Key points in the code

  • CollectAllJavascript gathers scripts from every possible location.
  • Named JavaScripts are wrapped in a temporary JavascriptAction so the rest of the pipeline can treat them uniformly.
  • The strip flag demonstrates how to remove the script (js.Script = string.Empty).
  • A new Document instance is created for each file, eliminating the inter‑mixing problem.

Additional recommendations

  1. Upgrade to the latest Aspose.PDF version – earlier releases had bugs where some action collections returned null even when a script existed.
  2. Process files sequentially or use separate temporary file names if you must work in parallel; never reuse the same temp file (PreFacadeTmp.pdf).
  3. Log the source (document‑level, page‑level, annotation) for each script you find – this helps debugging and compliance reporting.
  4. If you only need the raw JavaScript strings (no need to modify the PDF), you can stop after the Console.WriteLine part and skip the pdf.Save call.

What to do next

  • Replace the old PdfJavaScriptStripper workflow with the ExtractOrStrip method above.
  • Verify on a few PDFs that contain:
  • Named JavaScripts (e.g., /JavaScript << /JS (alert('hi')) >>).
  • Document actions (/OpenAction).
  • Page actions (/AA << /O << /S /JavaScript /JS (… ) >> >>).
  • If any script is still missing, enable Aspose.PDF logging (PdfDocumentInfo.SetLogLevel(LogLevel.Debug)) to see which objects are being parsed.
  • Report any remaining gaps to Aspose support, providing the PDF sample and the Aspose.PDF version you are using.

:warning: I could not fully verify this explanation against the retrieved sources.
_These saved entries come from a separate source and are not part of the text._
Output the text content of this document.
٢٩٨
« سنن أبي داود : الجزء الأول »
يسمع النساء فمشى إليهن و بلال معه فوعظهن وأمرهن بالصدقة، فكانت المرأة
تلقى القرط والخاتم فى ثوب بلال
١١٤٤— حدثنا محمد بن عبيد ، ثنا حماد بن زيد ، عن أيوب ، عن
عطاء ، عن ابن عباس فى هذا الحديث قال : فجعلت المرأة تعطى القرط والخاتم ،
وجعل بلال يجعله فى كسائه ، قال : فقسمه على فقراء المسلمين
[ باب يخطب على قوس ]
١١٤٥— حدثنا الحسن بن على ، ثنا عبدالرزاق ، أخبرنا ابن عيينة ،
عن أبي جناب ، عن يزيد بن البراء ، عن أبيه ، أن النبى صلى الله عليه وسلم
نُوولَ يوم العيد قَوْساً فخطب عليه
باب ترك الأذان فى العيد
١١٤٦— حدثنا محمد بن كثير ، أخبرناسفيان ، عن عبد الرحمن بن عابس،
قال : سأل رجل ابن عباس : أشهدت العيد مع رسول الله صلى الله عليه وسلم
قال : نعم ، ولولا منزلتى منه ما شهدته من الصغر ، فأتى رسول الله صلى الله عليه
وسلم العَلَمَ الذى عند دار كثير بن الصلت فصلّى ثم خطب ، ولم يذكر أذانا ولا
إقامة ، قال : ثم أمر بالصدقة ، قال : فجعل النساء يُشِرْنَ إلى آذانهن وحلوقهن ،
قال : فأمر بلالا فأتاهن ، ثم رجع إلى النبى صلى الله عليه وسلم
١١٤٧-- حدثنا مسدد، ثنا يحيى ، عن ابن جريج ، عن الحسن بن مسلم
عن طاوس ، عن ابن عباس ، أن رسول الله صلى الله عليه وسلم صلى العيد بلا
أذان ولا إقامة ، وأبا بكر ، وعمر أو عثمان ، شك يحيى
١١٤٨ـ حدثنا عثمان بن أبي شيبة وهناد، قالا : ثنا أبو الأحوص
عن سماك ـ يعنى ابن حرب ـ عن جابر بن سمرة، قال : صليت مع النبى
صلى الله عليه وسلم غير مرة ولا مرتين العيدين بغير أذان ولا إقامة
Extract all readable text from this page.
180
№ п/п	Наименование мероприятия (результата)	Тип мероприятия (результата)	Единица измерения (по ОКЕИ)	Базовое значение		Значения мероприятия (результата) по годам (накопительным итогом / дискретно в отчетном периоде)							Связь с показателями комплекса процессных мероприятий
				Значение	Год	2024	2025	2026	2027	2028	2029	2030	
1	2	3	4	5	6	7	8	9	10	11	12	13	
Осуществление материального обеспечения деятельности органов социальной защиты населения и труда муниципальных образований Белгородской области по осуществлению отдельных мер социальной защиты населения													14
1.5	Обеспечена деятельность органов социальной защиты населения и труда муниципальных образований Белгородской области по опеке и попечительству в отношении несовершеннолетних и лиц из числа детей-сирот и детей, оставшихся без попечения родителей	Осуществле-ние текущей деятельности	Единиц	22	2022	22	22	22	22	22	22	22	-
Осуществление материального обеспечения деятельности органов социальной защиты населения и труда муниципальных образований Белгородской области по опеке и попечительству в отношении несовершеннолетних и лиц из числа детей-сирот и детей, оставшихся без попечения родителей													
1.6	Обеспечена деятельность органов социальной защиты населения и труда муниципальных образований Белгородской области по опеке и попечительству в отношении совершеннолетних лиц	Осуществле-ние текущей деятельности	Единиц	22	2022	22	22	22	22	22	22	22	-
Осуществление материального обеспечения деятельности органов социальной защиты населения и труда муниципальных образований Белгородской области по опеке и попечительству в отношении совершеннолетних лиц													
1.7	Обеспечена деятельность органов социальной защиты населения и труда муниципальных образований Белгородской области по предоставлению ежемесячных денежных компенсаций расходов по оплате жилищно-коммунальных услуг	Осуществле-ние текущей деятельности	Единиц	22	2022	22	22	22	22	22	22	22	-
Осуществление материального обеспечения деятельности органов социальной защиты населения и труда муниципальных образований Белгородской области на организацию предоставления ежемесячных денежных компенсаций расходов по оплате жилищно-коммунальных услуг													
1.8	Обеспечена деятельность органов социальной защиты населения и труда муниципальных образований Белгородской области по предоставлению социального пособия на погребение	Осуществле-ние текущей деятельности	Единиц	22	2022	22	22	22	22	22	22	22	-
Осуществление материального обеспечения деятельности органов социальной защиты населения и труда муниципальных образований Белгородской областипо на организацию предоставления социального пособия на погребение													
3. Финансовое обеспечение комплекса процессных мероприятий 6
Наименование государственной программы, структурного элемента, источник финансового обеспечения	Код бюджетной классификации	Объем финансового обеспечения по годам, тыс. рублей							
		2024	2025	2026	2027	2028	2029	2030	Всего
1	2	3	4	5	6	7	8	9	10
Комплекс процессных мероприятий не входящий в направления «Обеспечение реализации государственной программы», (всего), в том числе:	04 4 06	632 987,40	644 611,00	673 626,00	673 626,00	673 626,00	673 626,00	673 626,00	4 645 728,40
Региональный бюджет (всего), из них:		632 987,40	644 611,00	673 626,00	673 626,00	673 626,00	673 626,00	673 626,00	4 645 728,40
Please double-check the behaviour in your environment and confirm the exact SDK/version.

SDK version unclear — refer to the official release notes before applying this guidance.

what’s wrong in this way ?

Whatever the recommendation is, I am already using it in that way, but it still does not detect the JavaScript. You can check it by running it against the attachment.

I have used Aspose PDF 23.8 and 24.12 — the problem exists in both versions.(am i missing something ?)